Aerobic performance is heavily affected by the efficiency and capacity that the body has to utilise this oxygen, and much of the training load will be focussed on increasing the bodies ability to increase how the body uses oxygen to convert fuel.

Unlike running and cycling, the act of being face down in the water adds a considerable and important complication to the act and timing of freestyle breathing, which means proper breathing technique is essential for proper performance.


We have all experienced the fear and discomfort that sets in when we can’t breath and being underwater is likely to exacerbate that feeling, especially when the body is screaming out for more oxygen to refuel tired muscles. As this feeling increases, there is a real chance of panic setting in and it is this sense of fear that either scares people off the swim or makes them give up halfway through as their body screams for more oxygen.

Being in open water, especially in a choppy sea with waves coming in from one side will add to this sense of fear and trepidation and there is a tendency to swim with your head out of the water, which will increase the drag on the body, increasing energy usage and slowing you down.


Even if you aren’t reaching panic stations, there is a tendency to allow your breathing to dictate your rhythm, such that one arm is used less efficiently than the other, reducing your power output and potentially risking serious overuse injury to your neck and shoulder.

How to avoid this

Knowledge is a powerful thing, and understanding what causes panic is key to reducing its effects and training more effective breathing techniques. Firstly, the panic feeling is caused by a feeling of pressure in your lungs which tells your body that you need to breath, and the longer this goes on, the higher the intensity of the feeling.

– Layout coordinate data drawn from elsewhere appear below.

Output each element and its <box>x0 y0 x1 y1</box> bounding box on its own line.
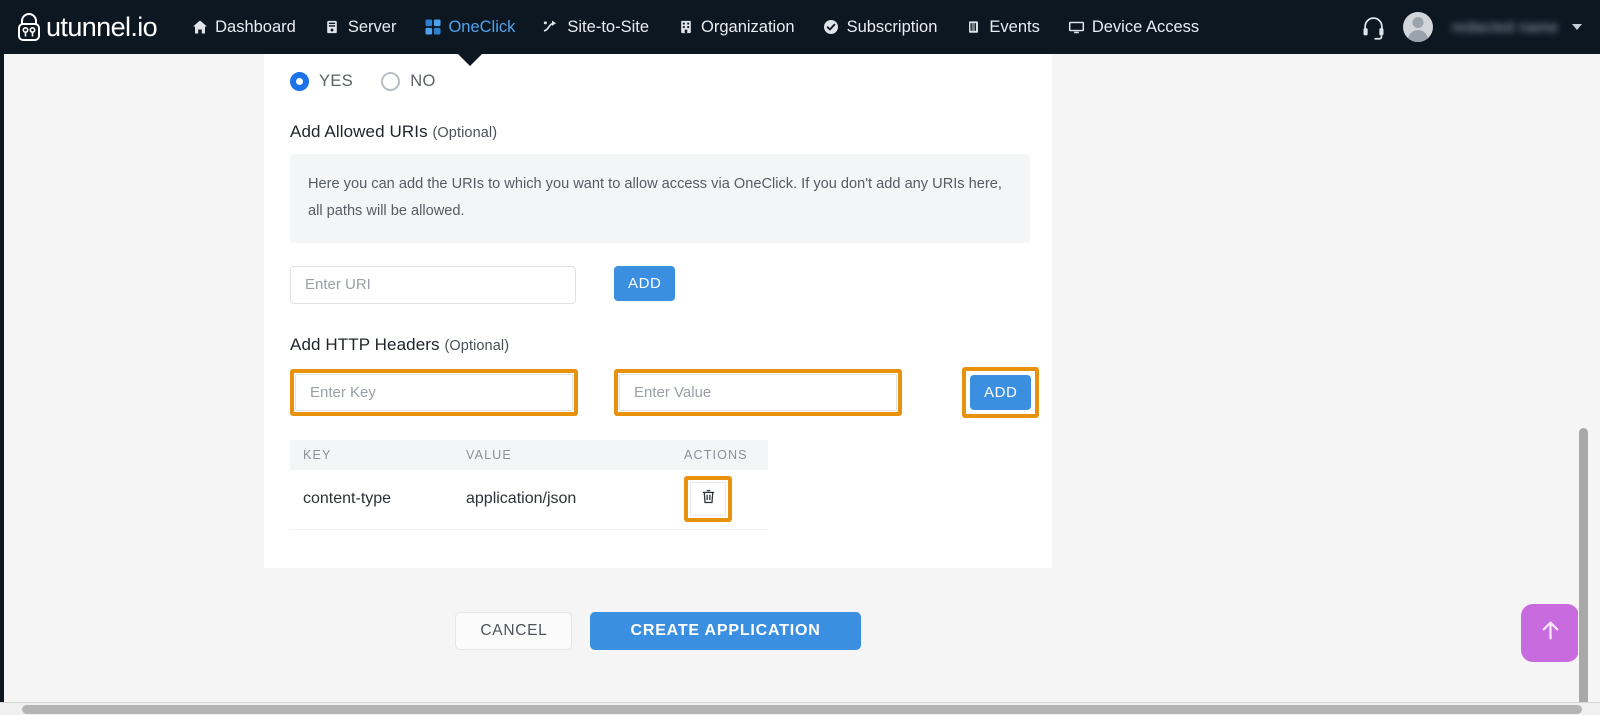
list-doc-icon <box>965 19 982 36</box>
user-avatar-icon <box>1403 12 1434 42</box>
nav-label: Organization <box>701 17 795 36</box>
nav-label: Dashboard <box>215 17 296 36</box>
highlight-key-input <box>290 368 578 416</box>
nav-label: OneClick <box>448 17 516 36</box>
oneclick-application-form-card: YES NO Add Allowed URIs (Optional) Here … <box>264 54 1052 568</box>
user-menu[interactable]: redacted name <box>1403 12 1582 42</box>
allowed-uris-title: Add Allowed URIs <box>290 122 428 141</box>
uri-input[interactable] <box>290 265 576 304</box>
header-add-button[interactable]: ADD <box>970 374 1032 410</box>
window-left-edge <box>0 54 4 704</box>
horizontal-scrollbar[interactable] <box>0 702 1600 715</box>
monitor-icon <box>1068 19 1085 36</box>
radio-no-indicator <box>381 72 401 91</box>
trash-icon <box>700 488 717 510</box>
form-actions: CANCEL CREATE APPLICATION <box>264 612 1052 650</box>
radio-yes-indicator <box>290 72 309 91</box>
radio-yes-label: YES <box>319 72 354 90</box>
column-header-actions: ACTIONS <box>684 447 748 462</box>
navbar-right: redacted name <box>1359 0 1600 54</box>
nav-item-site-to-site[interactable]: Site-to-Site <box>529 0 663 54</box>
lock-tunnel-logo-icon <box>14 11 44 43</box>
vertical-scrollbar[interactable] <box>1578 108 1589 715</box>
cell-actions <box>684 476 768 523</box>
allowed-uris-input-row: ADD <box>290 265 1026 304</box>
radio-option-yes[interactable]: YES <box>290 72 353 91</box>
header-value-input[interactable] <box>619 373 897 411</box>
nav-item-subscription[interactable]: Subscription <box>809 0 952 54</box>
home-icon <box>191 19 208 36</box>
nav-label: Subscription <box>846 17 938 36</box>
nav-item-oneclick[interactable]: OneClick <box>410 0 529 66</box>
uri-add-button[interactable]: ADD <box>614 265 676 301</box>
nav-item-dashboard[interactable]: Dashboard <box>177 0 310 54</box>
highlight-delete-row-button <box>684 476 732 523</box>
column-header-value: VALUE <box>466 447 512 462</box>
grid-squares-icon <box>424 19 441 36</box>
http-headers-optional-tag: (Optional) <box>444 337 510 354</box>
nav-items: Dashboard Server OneClick Site-to-Site O… <box>177 0 1213 66</box>
allowed-uris-optional-tag: (Optional) <box>432 125 498 141</box>
delete-row-button[interactable] <box>690 482 726 517</box>
vertical-scrollbar-thumb[interactable] <box>1579 428 1588 715</box>
http-headers-table: KEY VALUE ACTIONS content-type applicati… <box>290 439 768 530</box>
nav-item-device-access[interactable]: Device Access <box>1054 0 1213 54</box>
highlight-header-add-button: ADD <box>962 366 1040 418</box>
highlight-value-input <box>614 368 902 416</box>
arrow-up-icon <box>1537 617 1564 649</box>
http-headers-input-row: ADD <box>290 366 1040 418</box>
brand-logo-link[interactable]: utunnel.io <box>14 0 158 54</box>
radio-no-label: NO <box>410 72 436 90</box>
radio-option-no[interactable]: NO <box>381 72 436 91</box>
nav-label: Device Access <box>1091 17 1200 36</box>
nav-item-events[interactable]: Events <box>951 0 1053 54</box>
http-headers-heading: Add HTTP Headers (Optional) <box>290 335 1026 355</box>
table-header-row: KEY VALUE ACTIONS <box>290 439 768 470</box>
nav-item-server[interactable]: Server <box>310 0 411 54</box>
horizontal-scrollbar-thumb[interactable] <box>22 705 1582 714</box>
headset-icon[interactable] <box>1359 13 1387 41</box>
building-icon <box>677 19 694 36</box>
brand-text: utunnel.io <box>46 11 158 42</box>
nav-label: Events <box>989 17 1040 36</box>
table-row: content-type application/json <box>290 470 768 530</box>
check-badge-icon <box>823 19 840 36</box>
http-headers-title: Add HTTP Headers <box>290 334 440 354</box>
nav-item-organization[interactable]: Organization <box>663 0 809 54</box>
nav-label: Server <box>347 17 397 36</box>
allowed-uris-info-box: Here you can add the URIs to which you w… <box>290 154 1030 243</box>
create-application-button[interactable]: CREATE APPLICATION <box>590 612 861 650</box>
user-name: redacted name <box>1442 18 1563 36</box>
nav-label: Site-to-Site <box>567 17 650 36</box>
branch-arrow-icon <box>543 19 560 36</box>
cancel-button[interactable]: CANCEL <box>455 612 573 650</box>
top-navbar: utunnel.io Dashboard Server OneClick Sit… <box>0 0 1600 66</box>
app-root: utunnel.io Dashboard Server OneClick Sit… <box>0 0 1600 715</box>
server-icon <box>324 19 341 36</box>
page-body: YES NO Add Allowed URIs (Optional) Here … <box>0 54 1589 715</box>
allowed-uris-heading: Add Allowed URIs (Optional) <box>290 122 1026 142</box>
active-tab-pointer <box>457 54 482 66</box>
cell-value: application/json <box>466 490 577 508</box>
scroll-to-top-button[interactable] <box>1521 604 1579 662</box>
yes-no-radio-group: YES NO <box>290 72 1026 91</box>
cell-key: content-type <box>303 490 392 508</box>
column-header-key: KEY <box>303 447 332 462</box>
chevron-down-icon <box>1572 24 1582 30</box>
header-key-input[interactable] <box>295 373 573 411</box>
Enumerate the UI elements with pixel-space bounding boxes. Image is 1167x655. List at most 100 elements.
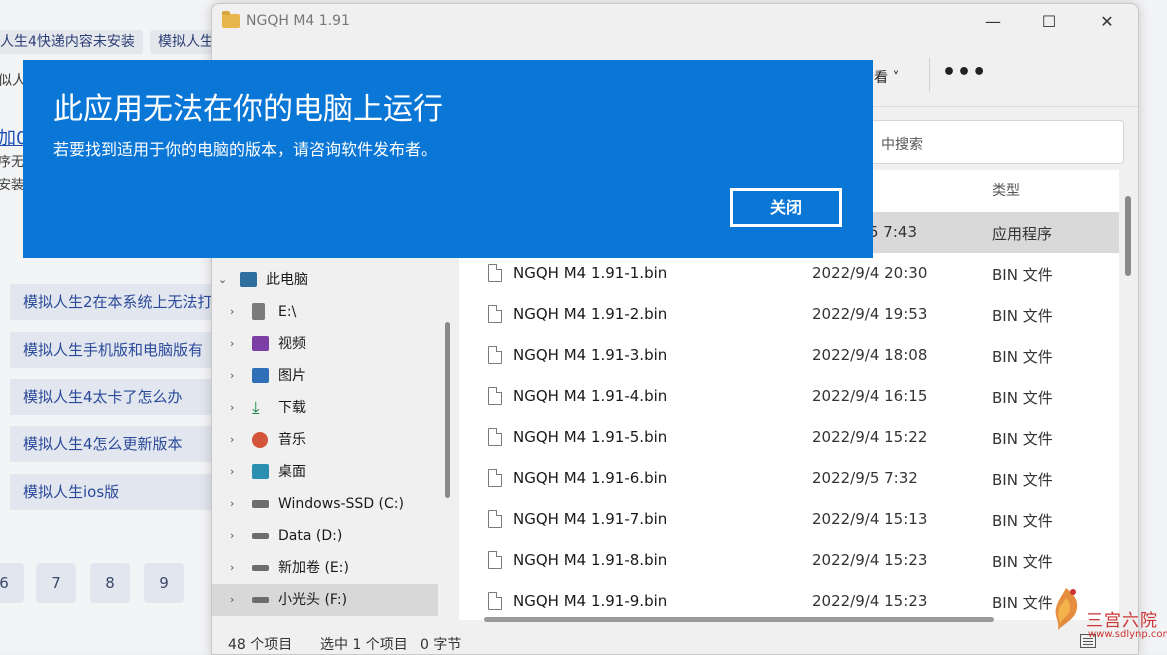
- chevron-right-icon[interactable]: ›: [230, 584, 234, 616]
- search-placeholder: 中搜索: [881, 137, 923, 153]
- file-icon: [488, 428, 502, 446]
- error-dialog: 此应用无法在你的电脑上运行 若要找到适用于你的电脑的版本，请咨询软件发布者。 关…: [23, 60, 873, 258]
- bg-tag[interactable]: 人生4快递内容未安装: [0, 30, 143, 54]
- watermark-url: www.sdlynp.com: [1088, 629, 1167, 640]
- file-row[interactable]: NGQH M4 1.91-9.bin 2022/9/4 15:23 BIN 文件: [459, 581, 1119, 622]
- close-window-button[interactable]: ✕: [1078, 4, 1136, 40]
- nav-label: 新加卷 (E:): [278, 560, 349, 576]
- file-name: NGQH M4 1.91-6.bin: [513, 469, 668, 487]
- nav-label: 图片: [278, 368, 306, 384]
- chevron-right-icon[interactable]: ›: [230, 392, 234, 424]
- pager-button[interactable]: 8: [90, 563, 130, 603]
- drive-icon: [252, 565, 269, 571]
- file-icon: [488, 264, 502, 282]
- related-link[interactable]: 模拟人生4太卡了怎么办: [10, 379, 220, 415]
- file-icon: [488, 305, 502, 323]
- file-name: NGQH M4 1.91-2.bin: [513, 305, 668, 323]
- toolbar-divider: [929, 58, 930, 92]
- nav-item-desktop[interactable]: › 桌面: [212, 456, 438, 488]
- minimize-button[interactable]: —: [964, 4, 1022, 40]
- more-options-button[interactable]: •••: [942, 60, 987, 85]
- selection-count: 选中 1 个项目: [320, 637, 408, 653]
- file-row[interactable]: NGQH M4 1.91-2.bin 2022/9/4 19:53 BIN 文件: [459, 294, 1119, 335]
- nav-label: 小光头 (F:): [278, 592, 348, 608]
- drive-icon: [252, 303, 265, 320]
- chevron-right-icon[interactable]: ›: [230, 296, 234, 328]
- file-icon: [488, 469, 502, 487]
- file-list-vertical-scrollbar[interactable]: [1125, 196, 1131, 276]
- video-icon: [252, 336, 269, 351]
- nav-pane-scrollbar[interactable]: [445, 322, 450, 498]
- file-row[interactable]: NGQH M4 1.91-1.bin 2022/9/4 20:30 BIN 文件: [459, 253, 1119, 294]
- window-title: NGQH M4 1.91: [246, 13, 350, 29]
- file-type: BIN 文件: [992, 307, 1053, 325]
- nav-label: Data (D:): [278, 528, 343, 544]
- item-count: 48 个项目: [228, 637, 293, 653]
- bg-text-fragment: 安装: [0, 178, 25, 193]
- desktop-icon: [252, 464, 269, 479]
- file-icon: [488, 551, 502, 569]
- drive-icon: [252, 533, 269, 539]
- nav-label: 下载: [278, 400, 306, 416]
- column-header-type[interactable]: 类型: [992, 180, 1020, 200]
- nav-item-downloads[interactable]: › ⤓ 下载: [212, 392, 438, 424]
- file-name: NGQH M4 1.91-9.bin: [513, 592, 668, 610]
- file-type: BIN 文件: [992, 348, 1053, 366]
- pager-button[interactable]: 6: [0, 563, 24, 603]
- file-date: 2022/9/4 15:23: [812, 592, 928, 610]
- related-link[interactable]: 模拟人生2在本系统上无法打: [10, 284, 220, 320]
- nav-item-drive-d[interactable]: › Data (D:): [212, 520, 438, 552]
- search-input[interactable]: 中搜索: [832, 120, 1124, 164]
- seal-icon: [1055, 588, 1078, 630]
- related-link[interactable]: 模拟人生4怎么更新版本: [10, 426, 220, 462]
- chevron-right-icon[interactable]: ›: [230, 552, 234, 584]
- file-row[interactable]: NGQH M4 1.91-4.bin 2022/9/4 16:15 BIN 文件: [459, 376, 1119, 417]
- file-name: NGQH M4 1.91-4.bin: [513, 387, 668, 405]
- watermark-text: 三宫六院: [1086, 611, 1158, 631]
- nav-item-music[interactable]: › 音乐: [212, 424, 438, 456]
- chevron-right-icon[interactable]: ›: [230, 456, 234, 488]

However, and this is really important. This is not your body telling you that you need more oxygen, it is your body telling you that it is full of carbon dioxide. It’s not your body saying breath IN, it’s your body telling you it needs to breathe OUT!

Why is this important? Simple, the key step is to realise that your body’s ability to take on oxygen is heavily affected by how empty your lungs are before you breathe in, and, as we tend to hold our breaths instinctively underwater, we are just making this more difficult for ourselves as we try and breath in and out in that fraction of a second that our mouths stick out of the water on each stroke.

By training yourself to breath out consistently when the head is underwater, we can overcome the panic caused by hold our breath and ensure that our lungs have the maximum capacity to suck in air.

In terms of timing, you will feel more comfortable that the in breath can be short and sharp, and therefore focus on the timing of your stroke dictating when you breathe, keeping your head underwater longer, and reducing the tendency for one arm to drop when taking a breath.

Bilateral freestyle breathing.

Most swimmers have a preference for breathing on one side and build a rhythm or one breath per stroke. In open water and endurance, this isn’t efficient. You spend more time with your head out of the water and run the risk of not being able to breathe comfortably if waves are coming in from your favoured side.

Triathletes tend to favour bilateral breathing which calls for alternate breathing ( left one the first stroke, right on the half stroke after), which alters your timing, but lets you spend more time underwater. In any event, you should spend some of your training breathing on the other side, as this will stop you putting too much work through one side, let you avoid injury and help you cope in rougher water.